Brandon Glenn on May 4, 2011

With regulatory approval in hand, Riverain Medical is looking to boost sales of its imaging software that the company says can help radiologists better diagnose lung disease via its “bone suppression technology.”

The Dayton, Ohio-area company last year received 510(k) clearance on two imaging software products and has thus far completed about 30 customer installations. But CEO Diane Hirakawa hopes to see that number balloon in the coming months and years, and a recent partnership with imaging giant Siemens could help Riverain get there.

Siemens added Riverain’s SoftView, which produces soft tissue images of the chest, to its Ysio digital radiography system. Ysio is a full-service system that can image the body from almost any angle, medical technology blog Medgadget reported.

It validates our technology and shows the importance of developing new solutions to improve early stage lung cancer screening tools,” Hirakawa said of the Siemens deal.

SoftView uses bone suppression technology to essentially allow radiologists to see behind ribs and clavicles to get better views of pulmonary nodules — spots on the lungs that can be a form of early stage cancer but can also be benign.

“We always get the ‘wow’ factor when we share it with radiologists,” said Hirakawa, who previously led Procter & Gamble’s pet health and nutrition division. “They’re very surprised that technology like this is available.”

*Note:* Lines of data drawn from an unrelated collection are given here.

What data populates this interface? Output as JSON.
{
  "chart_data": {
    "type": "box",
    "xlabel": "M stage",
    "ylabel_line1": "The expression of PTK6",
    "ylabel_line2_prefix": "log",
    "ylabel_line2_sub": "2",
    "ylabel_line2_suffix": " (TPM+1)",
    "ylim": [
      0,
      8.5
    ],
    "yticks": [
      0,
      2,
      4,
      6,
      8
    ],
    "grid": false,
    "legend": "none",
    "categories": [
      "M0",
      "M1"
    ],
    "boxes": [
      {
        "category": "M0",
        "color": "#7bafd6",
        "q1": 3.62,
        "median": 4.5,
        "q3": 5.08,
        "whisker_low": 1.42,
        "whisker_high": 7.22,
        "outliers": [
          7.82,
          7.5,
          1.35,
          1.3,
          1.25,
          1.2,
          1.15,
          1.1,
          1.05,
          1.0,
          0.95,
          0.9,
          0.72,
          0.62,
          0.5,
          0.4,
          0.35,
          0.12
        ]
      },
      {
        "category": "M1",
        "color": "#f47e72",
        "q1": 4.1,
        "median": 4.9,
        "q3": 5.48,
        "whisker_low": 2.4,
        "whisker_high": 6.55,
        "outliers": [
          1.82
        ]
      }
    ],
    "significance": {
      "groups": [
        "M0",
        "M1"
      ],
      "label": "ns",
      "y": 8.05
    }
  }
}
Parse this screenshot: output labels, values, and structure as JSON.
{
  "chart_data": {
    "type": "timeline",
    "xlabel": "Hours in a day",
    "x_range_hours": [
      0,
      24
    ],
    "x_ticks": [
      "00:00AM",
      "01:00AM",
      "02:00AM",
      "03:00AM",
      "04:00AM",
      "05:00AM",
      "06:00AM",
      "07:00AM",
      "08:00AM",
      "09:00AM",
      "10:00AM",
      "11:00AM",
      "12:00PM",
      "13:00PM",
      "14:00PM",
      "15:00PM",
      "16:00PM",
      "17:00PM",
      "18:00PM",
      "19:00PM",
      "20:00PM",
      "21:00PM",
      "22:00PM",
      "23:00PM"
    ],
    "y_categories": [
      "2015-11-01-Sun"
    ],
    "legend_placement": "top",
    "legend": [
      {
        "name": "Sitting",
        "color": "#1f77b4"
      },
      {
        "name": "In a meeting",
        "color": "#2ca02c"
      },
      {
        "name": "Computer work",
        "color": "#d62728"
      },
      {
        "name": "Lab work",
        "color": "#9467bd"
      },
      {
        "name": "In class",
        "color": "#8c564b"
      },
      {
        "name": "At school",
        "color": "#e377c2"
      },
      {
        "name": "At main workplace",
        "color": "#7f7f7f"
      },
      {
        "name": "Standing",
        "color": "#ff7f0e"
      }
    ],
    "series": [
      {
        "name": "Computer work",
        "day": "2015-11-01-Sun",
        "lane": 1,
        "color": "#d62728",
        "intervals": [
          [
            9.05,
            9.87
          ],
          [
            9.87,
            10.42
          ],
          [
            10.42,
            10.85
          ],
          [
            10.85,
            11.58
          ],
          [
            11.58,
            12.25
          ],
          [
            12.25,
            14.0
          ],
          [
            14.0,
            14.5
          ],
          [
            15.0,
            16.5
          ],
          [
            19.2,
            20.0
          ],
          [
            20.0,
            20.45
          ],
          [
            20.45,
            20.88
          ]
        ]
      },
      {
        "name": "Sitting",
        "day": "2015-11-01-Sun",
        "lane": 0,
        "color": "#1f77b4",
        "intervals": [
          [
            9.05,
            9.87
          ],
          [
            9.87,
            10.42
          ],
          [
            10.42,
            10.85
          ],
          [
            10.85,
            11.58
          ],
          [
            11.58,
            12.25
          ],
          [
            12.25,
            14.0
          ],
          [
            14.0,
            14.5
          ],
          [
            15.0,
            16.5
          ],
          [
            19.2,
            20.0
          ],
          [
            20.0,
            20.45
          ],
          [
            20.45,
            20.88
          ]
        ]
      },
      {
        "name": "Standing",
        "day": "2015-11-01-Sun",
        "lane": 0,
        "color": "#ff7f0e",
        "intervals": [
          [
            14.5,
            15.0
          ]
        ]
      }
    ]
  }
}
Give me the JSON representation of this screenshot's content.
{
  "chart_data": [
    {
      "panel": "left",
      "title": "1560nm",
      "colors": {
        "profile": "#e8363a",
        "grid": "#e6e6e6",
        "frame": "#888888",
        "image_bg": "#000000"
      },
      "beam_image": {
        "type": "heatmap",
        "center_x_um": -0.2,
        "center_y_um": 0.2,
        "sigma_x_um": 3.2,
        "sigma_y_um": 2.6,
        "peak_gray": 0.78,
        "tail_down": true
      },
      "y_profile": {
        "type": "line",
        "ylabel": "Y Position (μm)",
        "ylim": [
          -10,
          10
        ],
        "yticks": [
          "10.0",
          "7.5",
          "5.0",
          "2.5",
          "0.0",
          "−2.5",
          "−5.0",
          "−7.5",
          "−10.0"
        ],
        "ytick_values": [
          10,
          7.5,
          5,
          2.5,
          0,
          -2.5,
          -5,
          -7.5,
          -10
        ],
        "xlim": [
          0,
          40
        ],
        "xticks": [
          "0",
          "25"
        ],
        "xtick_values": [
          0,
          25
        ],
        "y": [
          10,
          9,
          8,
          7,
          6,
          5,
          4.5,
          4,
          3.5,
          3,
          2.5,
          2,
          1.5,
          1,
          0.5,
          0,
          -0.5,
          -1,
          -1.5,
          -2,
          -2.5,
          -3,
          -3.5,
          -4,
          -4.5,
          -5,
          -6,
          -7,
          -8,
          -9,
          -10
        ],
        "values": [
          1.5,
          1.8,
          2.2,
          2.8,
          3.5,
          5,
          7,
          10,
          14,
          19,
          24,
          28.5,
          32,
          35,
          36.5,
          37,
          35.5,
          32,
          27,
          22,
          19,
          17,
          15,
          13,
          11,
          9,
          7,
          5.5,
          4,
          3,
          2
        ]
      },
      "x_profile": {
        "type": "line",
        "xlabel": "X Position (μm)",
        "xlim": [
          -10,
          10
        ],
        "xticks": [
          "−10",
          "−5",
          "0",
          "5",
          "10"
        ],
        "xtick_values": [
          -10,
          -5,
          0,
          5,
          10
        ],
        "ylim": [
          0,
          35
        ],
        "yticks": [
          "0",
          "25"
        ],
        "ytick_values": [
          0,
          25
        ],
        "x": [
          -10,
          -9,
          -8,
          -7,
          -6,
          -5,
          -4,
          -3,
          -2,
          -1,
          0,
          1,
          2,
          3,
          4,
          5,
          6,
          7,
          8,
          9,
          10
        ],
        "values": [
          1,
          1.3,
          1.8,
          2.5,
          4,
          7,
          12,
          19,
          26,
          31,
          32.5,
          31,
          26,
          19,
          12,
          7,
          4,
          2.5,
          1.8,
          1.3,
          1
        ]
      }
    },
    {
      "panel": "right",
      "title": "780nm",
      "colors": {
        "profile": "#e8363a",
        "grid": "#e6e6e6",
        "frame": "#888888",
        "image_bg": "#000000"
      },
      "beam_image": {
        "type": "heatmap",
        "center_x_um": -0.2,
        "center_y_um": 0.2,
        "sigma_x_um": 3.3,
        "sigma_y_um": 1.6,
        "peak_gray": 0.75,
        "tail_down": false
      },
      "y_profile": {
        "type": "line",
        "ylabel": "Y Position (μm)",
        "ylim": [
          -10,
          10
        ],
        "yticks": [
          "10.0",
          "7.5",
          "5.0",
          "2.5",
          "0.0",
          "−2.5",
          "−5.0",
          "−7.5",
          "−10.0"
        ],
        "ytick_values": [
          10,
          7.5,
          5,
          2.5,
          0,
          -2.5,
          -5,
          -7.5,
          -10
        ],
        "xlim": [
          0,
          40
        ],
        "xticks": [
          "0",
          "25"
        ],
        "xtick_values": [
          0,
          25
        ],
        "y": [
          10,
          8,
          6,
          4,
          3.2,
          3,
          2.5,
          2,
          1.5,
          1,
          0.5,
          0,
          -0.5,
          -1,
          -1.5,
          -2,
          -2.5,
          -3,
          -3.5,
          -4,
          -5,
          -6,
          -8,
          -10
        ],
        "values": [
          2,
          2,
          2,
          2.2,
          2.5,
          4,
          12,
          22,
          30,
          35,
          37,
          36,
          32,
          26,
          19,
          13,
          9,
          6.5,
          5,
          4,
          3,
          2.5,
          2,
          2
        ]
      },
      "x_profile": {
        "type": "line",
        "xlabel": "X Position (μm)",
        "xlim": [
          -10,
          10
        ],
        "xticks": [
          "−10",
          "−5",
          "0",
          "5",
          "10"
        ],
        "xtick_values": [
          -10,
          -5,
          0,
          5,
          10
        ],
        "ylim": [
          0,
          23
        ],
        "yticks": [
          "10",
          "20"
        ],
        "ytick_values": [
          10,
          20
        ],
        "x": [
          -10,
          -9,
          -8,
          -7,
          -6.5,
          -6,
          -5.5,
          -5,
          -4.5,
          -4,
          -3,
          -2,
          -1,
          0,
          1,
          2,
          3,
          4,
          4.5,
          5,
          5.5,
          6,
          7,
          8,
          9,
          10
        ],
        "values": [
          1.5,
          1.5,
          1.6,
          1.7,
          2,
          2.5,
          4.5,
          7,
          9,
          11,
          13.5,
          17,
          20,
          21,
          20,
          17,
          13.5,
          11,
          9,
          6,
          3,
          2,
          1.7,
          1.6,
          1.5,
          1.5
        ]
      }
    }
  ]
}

SoftView works in conjunction with existing X-ray equipment, which Riverain says provides two big advantages. First, it allows radiologists to see images of higher quality without increasing radiation dosages, such as those associated with CT images. Second, because SoftView integrates with existing technology, it’s also cheaper than higher-radiation types of scans.

One high-profile SoftView customer is Dayton’s Kettering Medical Center. The health system’s director of imaging, Merle Peterson, called the software “breakthrough technology” in a statement.

Riverain’s second product, OnGuard, is computer-aided detection technology that identifies areas on a chest X-ray that may be early stage lung cancer.

Hirakawa declined to disclose the 22-employee company’s investors, or how much investment capital Riverain has raised since its 2004 inception. If Riverain continues to add customers as Hirakawa hopes it will, the company would seem ripe for an acquisition by a major imaging firm such as Philips or Siemens.

Hirakawa dismissed such talk, however, saying she prefers to concentrate on building Riverain as a stand-alone company. “We need to grow the business that we have,” she said. “We have so many opportunities in the U.S. and globally.”